Represents the number of And / or the linear polysiloxane represented by
Or the following general formula (VII): (Wherein, R ¹¹ and R ¹² represent the same or different monovalent substituted or unsubstituted hydrocarbon groups, and n represents a number of 4 to 1,000). By heating the polysiloxane component, the following general formula (VIII): (Wherein, R ⁴ , R ⁵ , R ⁹ , R ¹⁰ , R ¹¹ and R ¹² represent the same or different monovalent substituted or unsubstituted hydrocarbon groups,
p, q, r, and s are numbers from 0 to 9, and p, q, r,
s represents a number that satisfies 3 ≦ p + q + r + s ≦ 10, 1 ≦ p + q, and 1 ≦ r + s. A method for producing a cyclic oligosiloxane represented by the formula (1), wherein the reaction is monitored by the refractive index of the reaction solution. 9. A compound represented by the following general formula (IV): (Wherein R ¹ is a monovalent substituted or unsubstituted hydrocarbon group,
R ² represents a hydroxyl group or a monovalent substituted or unsubstituted hydrocarbon group, R ³ represents a hydrogen atom or a monovalent substituted or unsubstituted hydrocarbon group, and R ⁴ represents a monovalent substituted or unsubstituted hydrocarbon group. And k represents a number of 4 to 1000. A) a chain polysiloxane represented by the following general formula (VI): (In the formula, R ⁶ represents a hydroxyl group or a monovalent substituted or unsubstituted hydrocarbon group, R ^{7 to} R ¹⁰ represent the same or different monovalent substituted or unsubstituted hydrocarbon group, and m represents 4 to 1000.

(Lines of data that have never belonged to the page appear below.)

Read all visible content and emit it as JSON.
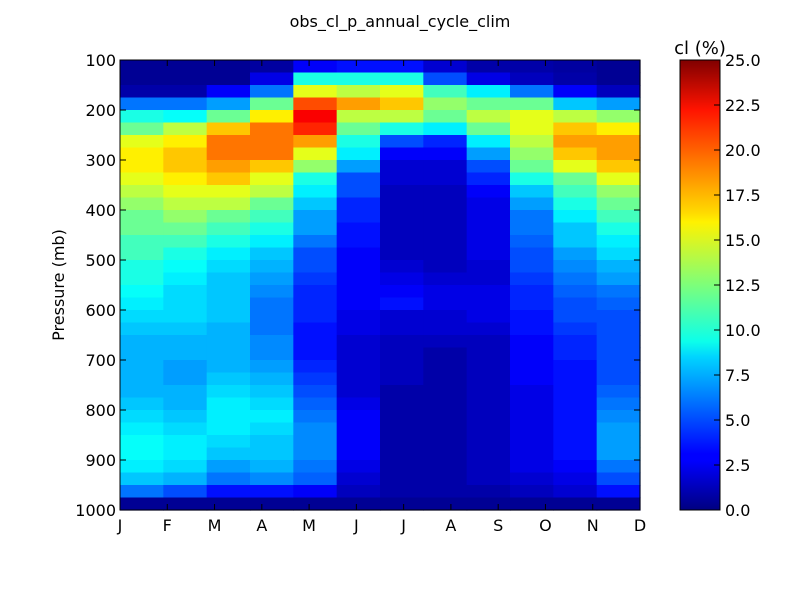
{
  "chart_data": {
    "type": "heatmap",
    "title": "obs_cl_p_annual_cycle_clim",
    "xlabel": "",
    "ylabel": "Pressure (mb)",
    "x_categories": [
      "J",
      "F",
      "M",
      "A",
      "M",
      "J",
      "J",
      "A",
      "S",
      "O",
      "N",
      "D"
    ],
    "y_ticks": [
      "100",
      "200",
      "300",
      "400",
      "500",
      "600",
      "700",
      "800",
      "900",
      "1000"
    ],
    "ylim": [
      1000,
      100
    ],
    "colormap": "jet",
    "colorbar": {
      "label": "cl (%)",
      "range": [
        0,
        25
      ],
      "ticks": [
        "0.0",
        "2.5",
        "5.0",
        "7.5",
        "10.0",
        "12.5",
        "15.0",
        "17.5",
        "20.0",
        "22.5",
        "25.0"
      ]
    },
    "pressure_levels": [
      112.5,
      137.5,
      162.5,
      187.5,
      212.5,
      237.5,
      262.5,
      287.5,
      312.5,
      337.5,
      362.5,
      387.5,
      412.5,
      437.5,
      462.5,
      487.5,
      512.5,
      537.5,
      562.5,
      587.5,
      612.5,
      637.5,
      662.5,
      687.5,
      712.5,
      737.5,
      762.5,
      787.5,
      812.5,
      837.5,
      862.5,
      887.5,
      912.5,
      937.5,
      962.5,
      987.5
    ],
    "values": [
      [
        0.5,
        0.5,
        0.5,
        0.8,
        3,
        3.5,
        3.5,
        2,
        1,
        1,
        0.8,
        0.5
      ],
      [
        0.5,
        0.5,
        0.5,
        2.5,
        10,
        10,
        10,
        5,
        2.5,
        1.5,
        1,
        0.5
      ],
      [
        1,
        1,
        3,
        6,
        15,
        14,
        15,
        11,
        9,
        6,
        3,
        1.5
      ],
      [
        6,
        6,
        7,
        12,
        20,
        18,
        17,
        13,
        12,
        12,
        8,
        7
      ],
      [
        10,
        9.5,
        12,
        16,
        22,
        14,
        14,
        12,
        14,
        15,
        14,
        13
      ],
      [
        12,
        14,
        17,
        19,
        21,
        12,
        10,
        9,
        12,
        15,
        17,
        16
      ],
      [
        15,
        16,
        19,
        19,
        18,
        10,
        5,
        4,
        9,
        14,
        18,
        18
      ],
      [
        16,
        17,
        19,
        19,
        15,
        9,
        3,
        3,
        7,
        13,
        17,
        18
      ],
      [
        16,
        17,
        18,
        17,
        13,
        7,
        2,
        2,
        5,
        12,
        15,
        17
      ],
      [
        15,
        16,
        17,
        15,
        10,
        5,
        2,
        2,
        4,
        10,
        12,
        15
      ],
      [
        14,
        15,
        15,
        14,
        9,
        5,
        1.5,
        1.5,
        3,
        8,
        11,
        13
      ],
      [
        13,
        14,
        14,
        12,
        8,
        4,
        1.5,
        1.5,
        2.5,
        7,
        10,
        12
      ],
      [
        12,
        13,
        12,
        11,
        7,
        4,
        1.5,
        1.5,
        2.5,
        6,
        9,
        11
      ],
      [
        12,
        12,
        11,
        10,
        7,
        3.5,
        1.5,
        1.5,
        2.5,
        6,
        8,
        10
      ],
      [
        11,
        11,
        10,
        9,
        6,
        3.5,
        1.5,
        1.5,
        2.5,
        5.5,
        8,
        9
      ],
      [
        11,
        10,
        9,
        8,
        5,
        3,
        1.5,
        1.5,
        2.5,
        5,
        7,
        8.5
      ],
      [
        10,
        9.5,
        8.5,
        7.5,
        5,
        3,
        2,
        1.5,
        2,
        5,
        6.5,
        7.5
      ],
      [
        10,
        9,
        8,
        7,
        4.5,
        3,
        2.5,
        2,
        2,
        4.5,
        6,
        7
      ],
      [
        9.5,
        8.5,
        8,
        6.5,
        4,
        3,
        3,
        2.5,
        2.5,
        4,
        5.5,
        6
      ],
      [
        9,
        8.5,
        8,
        6,
        4,
        3,
        3.5,
        2.5,
        2.5,
        4,
        5,
        5.5
      ],
      [
        8.5,
        8.5,
        8,
        6,
        4,
        2.5,
        2,
        2,
        2.5,
        3.5,
        5,
        5
      ],
      [
        8,
        8,
        7.5,
        6,
        3.5,
        2.5,
        2,
        2,
        2,
        3.5,
        4.5,
        5
      ],
      [
        7.5,
        7.5,
        7.5,
        6.5,
        3.5,
        2,
        1.5,
        1.5,
        1.5,
        3,
        4,
        5
      ],
      [
        7.5,
        7.5,
        7.5,
        6.5,
        3.5,
        2,
        1.5,
        1,
        1.5,
        3,
        4,
        5
      ],
      [
        7.5,
        7,
        7.5,
        7,
        4,
        2,
        1.5,
        1,
        1.5,
        3,
        3.5,
        5
      ],
      [
        7.5,
        7,
        8,
        7.5,
        4.5,
        2,
        1.5,
        1,
        1.5,
        3,
        3.5,
        5
      ],
      [
        7.5,
        7.5,
        8.5,
        8,
        5,
        2,
        1,
        1,
        1.5,
        2.5,
        3.5,
        5.5
      ],
      [
        8,
        7.5,
        9,
        8.5,
        5.5,
        2.5,
        1,
        1,
        1.5,
        2.5,
        3.5,
        6
      ],
      [
        8.5,
        8,
        9,
        9,
        6,
        3,
        1,
        1,
        1.5,
        2.5,
        3.5,
        6.5
      ],
      [
        9,
        8.5,
        9,
        8.5,
        6.5,
        3,
        1,
        1,
        1.5,
        2.5,
        3.5,
        7
      ],
      [
        9.5,
        9,
        8.5,
        8,
        6.5,
        3,
        1,
        1,
        1.5,
        2.5,
        3.5,
        7
      ],
      [
        9.5,
        9,
        8,
        8,
        6.5,
        3,
        1,
        1,
        1.5,
        2.5,
        3.5,
        7
      ],
      [
        9,
        8.5,
        7,
        7.5,
        6,
        2.5,
        1,
        1,
        1.5,
        2.5,
        3,
        6
      ],
      [
        8,
        7.5,
        6,
        6.5,
        5.5,
        2,
        1,
        1,
        1.5,
        2,
        2.5,
        5
      ],
      [
        6,
        5,
        3.5,
        3.5,
        3,
        1.5,
        1,
        1,
        1,
        1.5,
        2,
        3.5
      ],
      [
        0.5,
        0.5,
        0.5,
        0.5,
        0.5,
        0.5,
        0.5,
        0.5,
        0.5,
        0.5,
        0.5,
        0.5
      ]
    ]
  }
}
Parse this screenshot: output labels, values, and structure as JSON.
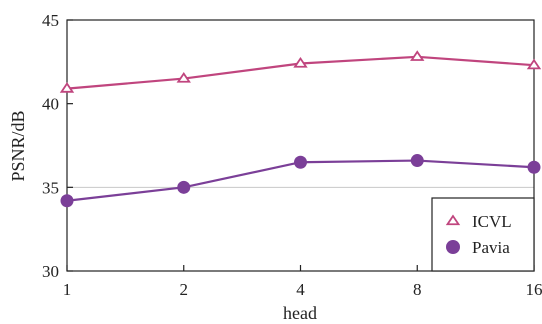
{
  "chart_data": {
    "type": "line",
    "x": [
      "1",
      "2",
      "4",
      "8",
      "16"
    ],
    "xlabel": "head",
    "ylabel": "PSNR/dB",
    "ylim": [
      30,
      45
    ],
    "yticks": [
      "30",
      "35",
      "40",
      "45"
    ],
    "grid": "horizontal line at 35",
    "legend_position": "bottom-right",
    "series": [
      {
        "name": "ICVL",
        "marker": "triangle-open",
        "color": "#c0457e",
        "values": [
          40.9,
          41.5,
          42.4,
          42.8,
          42.3
        ]
      },
      {
        "name": "Pavia",
        "marker": "circle-filled",
        "color": "#7b3f98",
        "values": [
          34.2,
          35.0,
          36.5,
          36.6,
          36.2
        ]
      }
    ]
  }
}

Represents the number of ) By heating a linear polysiloxane represented by the following general formula (IX): (Wherein, R ⁴ , R ⁹ and R ¹⁰ represent the same or different monovalent substituted or unsubstituted hydrocarbon groups, p and r are numbers from 1 to 9, and p and r are 3 ≦ a method that satisfies p + r ≦ 10), wherein the reaction is monitored by the refractive index of the reaction solution. 10. The R ¹ , R ⁴ , R ⁵ , R ⁷ , R ⁸ , R ⁹ , R
^10, R ^11, R ¹² is a methyl group, R ^2, R ⁶ is hydroxyl group or a methyl group, R ³ is claim is a hydrogen atom or a methyl group 8
Alternatively, a method for producing the cyclic oligosiloxane according to claim 9. 11. The method for producing a cyclic oligosiloxane according to claim 1, wherein the catalyst is a metal alkoxide. 12. The method for producing a cyclic oligosiloxane according to claim 1, wherein the cyclic oligosiloxane produced under reduced pressure is distilled off. 13. The method for producing a cyclic oligosiloxane according to claim 1, wherein the end point of the reaction is determined by the refractive index of the reaction solution. 14. The method for producing a cyclic oligosiloxane according to claim 1, wherein the heating is carried out in the presence of a catalyst.